On ne saura sans doute jamais si le virus dont il est question a gagné les anciennes
républiques soviétiques et la Russie via les oiseaux migrateurs (sur une voie estouest fortement décalée du flux migratoire orienté nord-sud) ou plus probablement
par le commerce des volailles, le long de l’axe de communication que constitue
l’Orient-Express.
Toutefois, l’arrivée récente du virus en Afrique paraît s’inscrire dans le cadre d’une
importation considérable de volailles asiatiques. Le ministre de l’agriculture du
Nigeria a d’ailleurs reconnu publiquement que son pays servait de réceptacle
quotidien à un flux de poussins chinois introduits illicitement, sans contrôle sanitaire.
Le canard fuligule retrouvé infecté en France avait probablement fréquenté
préalablement un foyer de l’épizootie non détecté en Europe centrale.
Le mois de janvier ayant été particulièrement rigoureux chez nos voisins, des flots
importants de canards sauvages ont été chassés de ces contrées par le gel des
étangs et des lacs. Les latitudes méridionales ont donc servi de reposoir à ces
mouvements d’exode climatique de l’avifaune aquatique.
S’agissant des cygnes trouvés contaminés dans plusieurs pays d’Europe, il est
permis d’imaginer qu’ils aient pu fréquenter, avant les fortes chutes de neige de
janvier, des labours sur lesquels des résidus de litière animale (paille et fientes des
élevages industriels de volailles) ont été éparpillés pour servir de fertilisant. Car
H5N1 résiste très bien au froid, y compris à la surface du sol (également dans l’eau).
A l’heure qu’il est, des centaines de milliers d’oiseaux aquatiques s’apprêtent à
remonter d’Afrique tropicale pour nicher entre le Maghreb et la zone arctique.

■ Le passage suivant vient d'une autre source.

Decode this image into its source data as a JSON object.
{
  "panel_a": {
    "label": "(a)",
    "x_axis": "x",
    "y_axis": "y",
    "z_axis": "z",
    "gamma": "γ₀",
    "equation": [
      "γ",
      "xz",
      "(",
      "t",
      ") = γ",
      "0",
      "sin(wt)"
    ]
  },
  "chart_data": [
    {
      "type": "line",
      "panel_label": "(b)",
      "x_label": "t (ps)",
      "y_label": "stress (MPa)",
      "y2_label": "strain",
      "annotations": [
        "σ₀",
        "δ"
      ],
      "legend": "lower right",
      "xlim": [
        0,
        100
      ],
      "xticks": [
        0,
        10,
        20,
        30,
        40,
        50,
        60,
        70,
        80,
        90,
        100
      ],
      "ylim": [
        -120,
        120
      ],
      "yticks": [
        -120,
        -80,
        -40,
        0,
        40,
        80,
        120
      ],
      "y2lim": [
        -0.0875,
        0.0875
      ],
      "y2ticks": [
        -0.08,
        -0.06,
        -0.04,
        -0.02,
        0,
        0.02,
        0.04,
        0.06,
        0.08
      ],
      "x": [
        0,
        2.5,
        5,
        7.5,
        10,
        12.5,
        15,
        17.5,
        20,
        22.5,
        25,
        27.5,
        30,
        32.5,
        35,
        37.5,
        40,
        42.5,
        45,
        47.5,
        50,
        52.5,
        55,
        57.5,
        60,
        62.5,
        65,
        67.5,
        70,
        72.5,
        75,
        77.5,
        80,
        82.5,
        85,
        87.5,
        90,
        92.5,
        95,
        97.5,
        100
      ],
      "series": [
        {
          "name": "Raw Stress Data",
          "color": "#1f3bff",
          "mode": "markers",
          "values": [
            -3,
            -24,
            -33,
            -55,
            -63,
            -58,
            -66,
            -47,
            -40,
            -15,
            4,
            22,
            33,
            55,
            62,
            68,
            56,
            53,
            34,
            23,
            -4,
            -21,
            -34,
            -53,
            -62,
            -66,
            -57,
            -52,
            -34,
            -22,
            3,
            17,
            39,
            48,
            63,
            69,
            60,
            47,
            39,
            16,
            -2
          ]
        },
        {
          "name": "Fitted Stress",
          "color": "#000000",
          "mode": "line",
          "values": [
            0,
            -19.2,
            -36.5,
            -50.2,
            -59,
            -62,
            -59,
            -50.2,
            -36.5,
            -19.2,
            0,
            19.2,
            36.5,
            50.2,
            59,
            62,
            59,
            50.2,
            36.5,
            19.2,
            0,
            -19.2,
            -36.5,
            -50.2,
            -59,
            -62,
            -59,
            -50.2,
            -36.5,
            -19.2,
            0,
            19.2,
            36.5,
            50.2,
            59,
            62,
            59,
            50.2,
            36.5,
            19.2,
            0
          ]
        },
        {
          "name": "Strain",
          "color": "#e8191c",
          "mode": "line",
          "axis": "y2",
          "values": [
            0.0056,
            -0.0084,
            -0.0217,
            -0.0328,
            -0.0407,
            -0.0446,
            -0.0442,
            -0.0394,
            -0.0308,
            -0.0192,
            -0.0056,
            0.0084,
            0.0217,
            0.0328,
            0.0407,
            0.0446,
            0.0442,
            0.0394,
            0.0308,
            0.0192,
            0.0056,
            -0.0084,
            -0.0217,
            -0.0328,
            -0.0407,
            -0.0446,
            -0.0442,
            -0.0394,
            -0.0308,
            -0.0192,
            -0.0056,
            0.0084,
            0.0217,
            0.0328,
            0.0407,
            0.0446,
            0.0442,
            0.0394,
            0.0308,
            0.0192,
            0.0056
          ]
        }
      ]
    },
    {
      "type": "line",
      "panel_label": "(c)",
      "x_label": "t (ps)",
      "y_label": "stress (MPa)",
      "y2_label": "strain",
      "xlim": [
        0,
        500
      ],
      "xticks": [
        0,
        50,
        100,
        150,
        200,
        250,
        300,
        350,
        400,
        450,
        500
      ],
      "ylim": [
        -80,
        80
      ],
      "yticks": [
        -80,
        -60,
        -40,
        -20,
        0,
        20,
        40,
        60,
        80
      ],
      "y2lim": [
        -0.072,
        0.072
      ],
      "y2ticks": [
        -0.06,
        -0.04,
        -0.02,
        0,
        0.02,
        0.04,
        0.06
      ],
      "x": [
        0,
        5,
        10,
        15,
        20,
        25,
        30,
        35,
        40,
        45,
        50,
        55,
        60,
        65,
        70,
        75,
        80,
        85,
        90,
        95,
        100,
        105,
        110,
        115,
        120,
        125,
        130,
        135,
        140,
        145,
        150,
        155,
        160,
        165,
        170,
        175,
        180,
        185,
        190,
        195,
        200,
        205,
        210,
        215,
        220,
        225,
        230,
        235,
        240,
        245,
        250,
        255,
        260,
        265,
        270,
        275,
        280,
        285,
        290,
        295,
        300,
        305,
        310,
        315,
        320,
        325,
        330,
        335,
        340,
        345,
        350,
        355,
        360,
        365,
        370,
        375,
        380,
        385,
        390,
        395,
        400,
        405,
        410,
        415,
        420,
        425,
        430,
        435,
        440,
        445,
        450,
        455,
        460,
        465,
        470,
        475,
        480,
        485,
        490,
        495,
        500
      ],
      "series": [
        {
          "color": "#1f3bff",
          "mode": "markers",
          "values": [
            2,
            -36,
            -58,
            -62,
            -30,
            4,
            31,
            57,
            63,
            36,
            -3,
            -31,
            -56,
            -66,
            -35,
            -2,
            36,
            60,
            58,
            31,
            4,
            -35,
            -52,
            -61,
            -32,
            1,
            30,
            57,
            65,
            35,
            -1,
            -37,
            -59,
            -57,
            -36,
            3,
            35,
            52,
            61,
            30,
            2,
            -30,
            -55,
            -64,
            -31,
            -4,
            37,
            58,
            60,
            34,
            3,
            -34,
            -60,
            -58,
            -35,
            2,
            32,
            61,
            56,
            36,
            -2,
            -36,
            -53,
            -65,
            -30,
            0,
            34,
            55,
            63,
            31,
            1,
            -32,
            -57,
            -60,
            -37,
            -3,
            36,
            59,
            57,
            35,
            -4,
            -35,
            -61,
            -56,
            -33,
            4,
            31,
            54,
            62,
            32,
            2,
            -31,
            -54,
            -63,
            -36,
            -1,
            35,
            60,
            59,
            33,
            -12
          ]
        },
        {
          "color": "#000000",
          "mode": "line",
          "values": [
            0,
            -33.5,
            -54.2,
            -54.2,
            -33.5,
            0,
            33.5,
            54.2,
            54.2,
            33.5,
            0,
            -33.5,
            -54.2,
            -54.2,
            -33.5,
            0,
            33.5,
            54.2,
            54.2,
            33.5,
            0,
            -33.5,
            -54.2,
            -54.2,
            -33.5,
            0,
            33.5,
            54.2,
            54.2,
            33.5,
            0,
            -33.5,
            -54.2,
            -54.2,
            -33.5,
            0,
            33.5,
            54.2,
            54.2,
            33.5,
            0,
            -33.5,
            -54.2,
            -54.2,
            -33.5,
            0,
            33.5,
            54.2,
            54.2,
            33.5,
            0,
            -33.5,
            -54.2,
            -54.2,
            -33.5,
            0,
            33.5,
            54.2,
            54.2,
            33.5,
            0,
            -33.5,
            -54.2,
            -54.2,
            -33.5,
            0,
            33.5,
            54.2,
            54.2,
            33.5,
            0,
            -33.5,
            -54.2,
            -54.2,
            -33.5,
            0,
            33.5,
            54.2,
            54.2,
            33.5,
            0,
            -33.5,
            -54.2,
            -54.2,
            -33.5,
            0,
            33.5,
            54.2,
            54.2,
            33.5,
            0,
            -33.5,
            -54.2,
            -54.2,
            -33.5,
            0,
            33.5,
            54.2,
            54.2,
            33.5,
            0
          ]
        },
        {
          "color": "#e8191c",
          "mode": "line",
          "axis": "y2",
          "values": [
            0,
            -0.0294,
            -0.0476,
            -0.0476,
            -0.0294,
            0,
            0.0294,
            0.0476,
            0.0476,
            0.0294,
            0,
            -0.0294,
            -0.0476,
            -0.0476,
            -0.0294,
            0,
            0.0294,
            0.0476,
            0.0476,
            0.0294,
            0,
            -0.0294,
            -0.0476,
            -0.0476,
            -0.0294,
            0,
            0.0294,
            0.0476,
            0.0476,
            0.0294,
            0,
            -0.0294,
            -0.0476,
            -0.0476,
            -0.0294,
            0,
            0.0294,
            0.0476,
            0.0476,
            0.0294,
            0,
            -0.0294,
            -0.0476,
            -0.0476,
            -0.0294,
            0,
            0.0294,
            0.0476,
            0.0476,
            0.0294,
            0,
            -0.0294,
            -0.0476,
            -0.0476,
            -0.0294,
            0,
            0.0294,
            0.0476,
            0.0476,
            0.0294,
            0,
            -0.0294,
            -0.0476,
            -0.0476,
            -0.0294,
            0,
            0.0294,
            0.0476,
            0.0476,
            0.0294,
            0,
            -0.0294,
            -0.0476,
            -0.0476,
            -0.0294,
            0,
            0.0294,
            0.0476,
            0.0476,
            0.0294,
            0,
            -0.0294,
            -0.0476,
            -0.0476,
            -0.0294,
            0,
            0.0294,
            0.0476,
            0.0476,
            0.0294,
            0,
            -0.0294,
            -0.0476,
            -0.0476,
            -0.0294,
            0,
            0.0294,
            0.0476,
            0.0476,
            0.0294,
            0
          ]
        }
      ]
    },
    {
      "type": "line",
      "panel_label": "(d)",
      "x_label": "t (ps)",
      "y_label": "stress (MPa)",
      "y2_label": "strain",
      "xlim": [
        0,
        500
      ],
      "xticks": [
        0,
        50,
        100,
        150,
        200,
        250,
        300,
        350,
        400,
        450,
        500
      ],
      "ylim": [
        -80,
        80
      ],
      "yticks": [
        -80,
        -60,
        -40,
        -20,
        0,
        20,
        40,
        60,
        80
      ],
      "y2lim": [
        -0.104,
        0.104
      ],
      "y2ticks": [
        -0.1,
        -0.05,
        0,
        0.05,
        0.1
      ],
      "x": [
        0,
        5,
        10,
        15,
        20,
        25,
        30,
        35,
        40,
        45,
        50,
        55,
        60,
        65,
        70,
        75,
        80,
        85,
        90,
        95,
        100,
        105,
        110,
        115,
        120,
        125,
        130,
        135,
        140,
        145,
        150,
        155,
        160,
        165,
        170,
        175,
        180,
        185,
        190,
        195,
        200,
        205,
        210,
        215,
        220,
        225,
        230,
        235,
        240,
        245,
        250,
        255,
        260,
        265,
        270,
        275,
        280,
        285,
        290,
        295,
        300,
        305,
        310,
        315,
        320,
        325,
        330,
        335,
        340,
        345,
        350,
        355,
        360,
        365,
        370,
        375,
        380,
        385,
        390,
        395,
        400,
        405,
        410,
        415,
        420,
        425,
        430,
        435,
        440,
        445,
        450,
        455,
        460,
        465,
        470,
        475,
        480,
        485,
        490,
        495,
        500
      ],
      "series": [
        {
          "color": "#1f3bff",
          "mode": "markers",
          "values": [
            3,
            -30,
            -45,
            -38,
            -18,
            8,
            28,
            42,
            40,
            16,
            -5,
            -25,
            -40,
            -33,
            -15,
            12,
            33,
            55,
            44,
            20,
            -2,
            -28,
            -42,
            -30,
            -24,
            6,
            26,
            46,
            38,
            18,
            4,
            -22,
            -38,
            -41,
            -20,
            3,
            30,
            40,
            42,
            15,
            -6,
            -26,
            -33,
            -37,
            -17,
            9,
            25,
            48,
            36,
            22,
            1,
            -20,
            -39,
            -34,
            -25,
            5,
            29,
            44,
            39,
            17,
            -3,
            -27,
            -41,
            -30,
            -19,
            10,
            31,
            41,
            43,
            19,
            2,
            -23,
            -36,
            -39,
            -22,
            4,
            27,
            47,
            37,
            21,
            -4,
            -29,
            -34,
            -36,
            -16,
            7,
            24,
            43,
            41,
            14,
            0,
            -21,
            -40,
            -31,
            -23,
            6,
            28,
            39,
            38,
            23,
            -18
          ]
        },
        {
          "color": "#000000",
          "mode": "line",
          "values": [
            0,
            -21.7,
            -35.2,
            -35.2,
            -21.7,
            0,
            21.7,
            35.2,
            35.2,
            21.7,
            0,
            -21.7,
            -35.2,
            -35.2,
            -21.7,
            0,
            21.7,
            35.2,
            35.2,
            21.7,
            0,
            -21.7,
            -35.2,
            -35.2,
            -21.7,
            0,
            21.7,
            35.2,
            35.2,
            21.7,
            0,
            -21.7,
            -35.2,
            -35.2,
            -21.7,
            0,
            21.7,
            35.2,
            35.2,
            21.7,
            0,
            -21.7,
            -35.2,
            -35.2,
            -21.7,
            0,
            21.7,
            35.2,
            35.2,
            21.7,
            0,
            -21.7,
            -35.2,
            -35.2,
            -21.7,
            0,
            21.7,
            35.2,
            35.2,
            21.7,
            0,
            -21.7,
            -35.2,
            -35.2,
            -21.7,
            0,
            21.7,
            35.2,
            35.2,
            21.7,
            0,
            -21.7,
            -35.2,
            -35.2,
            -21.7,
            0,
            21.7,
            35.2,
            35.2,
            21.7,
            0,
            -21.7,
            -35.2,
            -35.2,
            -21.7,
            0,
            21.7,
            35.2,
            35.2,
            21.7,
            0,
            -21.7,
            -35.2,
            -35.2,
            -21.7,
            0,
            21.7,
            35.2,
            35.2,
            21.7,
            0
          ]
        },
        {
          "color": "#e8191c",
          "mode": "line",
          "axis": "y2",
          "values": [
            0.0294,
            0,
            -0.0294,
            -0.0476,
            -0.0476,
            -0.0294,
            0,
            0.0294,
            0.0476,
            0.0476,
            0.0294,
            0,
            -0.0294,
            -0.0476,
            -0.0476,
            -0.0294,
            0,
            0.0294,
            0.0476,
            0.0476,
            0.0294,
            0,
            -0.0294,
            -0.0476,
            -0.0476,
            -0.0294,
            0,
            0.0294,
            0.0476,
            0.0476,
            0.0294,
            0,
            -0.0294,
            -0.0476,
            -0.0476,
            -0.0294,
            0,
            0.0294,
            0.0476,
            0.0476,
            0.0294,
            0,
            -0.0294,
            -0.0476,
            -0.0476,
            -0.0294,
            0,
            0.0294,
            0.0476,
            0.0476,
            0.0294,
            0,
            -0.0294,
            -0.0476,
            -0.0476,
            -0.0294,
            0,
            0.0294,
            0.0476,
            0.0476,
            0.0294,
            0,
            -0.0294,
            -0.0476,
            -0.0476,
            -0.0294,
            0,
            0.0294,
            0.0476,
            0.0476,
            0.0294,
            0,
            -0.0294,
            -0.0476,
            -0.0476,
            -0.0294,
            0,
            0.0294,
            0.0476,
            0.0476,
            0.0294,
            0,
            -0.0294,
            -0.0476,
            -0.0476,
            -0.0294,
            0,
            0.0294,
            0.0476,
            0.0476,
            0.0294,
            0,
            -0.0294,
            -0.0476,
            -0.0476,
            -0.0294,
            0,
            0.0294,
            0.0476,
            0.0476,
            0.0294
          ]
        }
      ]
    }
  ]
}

On peut craindre que la contamination des élevages de volaille du Nigeria et peutêtre des pays limitrophes nous apporte son lot de canards et de petits échassiers
porteurs du virus de la grippe aviaire.
Car la France, de sa par sa position géographique, sert de véritable plaque tournante
à la migration des oiseaux.
Les ornithologues français du réseau associatif s’inquiètent à juste titre que leur
action pour la protection des oiseaux sauvages (qui commençait à porter ses fruits,
avec un engouement récent du public pour « le peuple migrateur » (*)) soit balayée
par l’intrusion en France de H5N1 par le biais d’un canard sauvage.
Alors, il serait important que les médias rétablissent cette vérité : à savoir qu’il n’y a
pas de « vilain petit canards » ; que les oiseaux de notre ciel sont avant tout les
victimes d’un système économique humain mondialisé, prêt à prendre tous les
risques pour nourrir plus de 6 milliards de personnes.
Yves THONNERIEUX,
de l’association des Journalistes-écrivains pour la Nature et l’Ecologie (auteur du
livre « Canards », Sud-Ouest Editions, septembre 2005)
(*) titre d’un documentaire animalier qui a connu son heure de gloire sur grand écran et en DVD.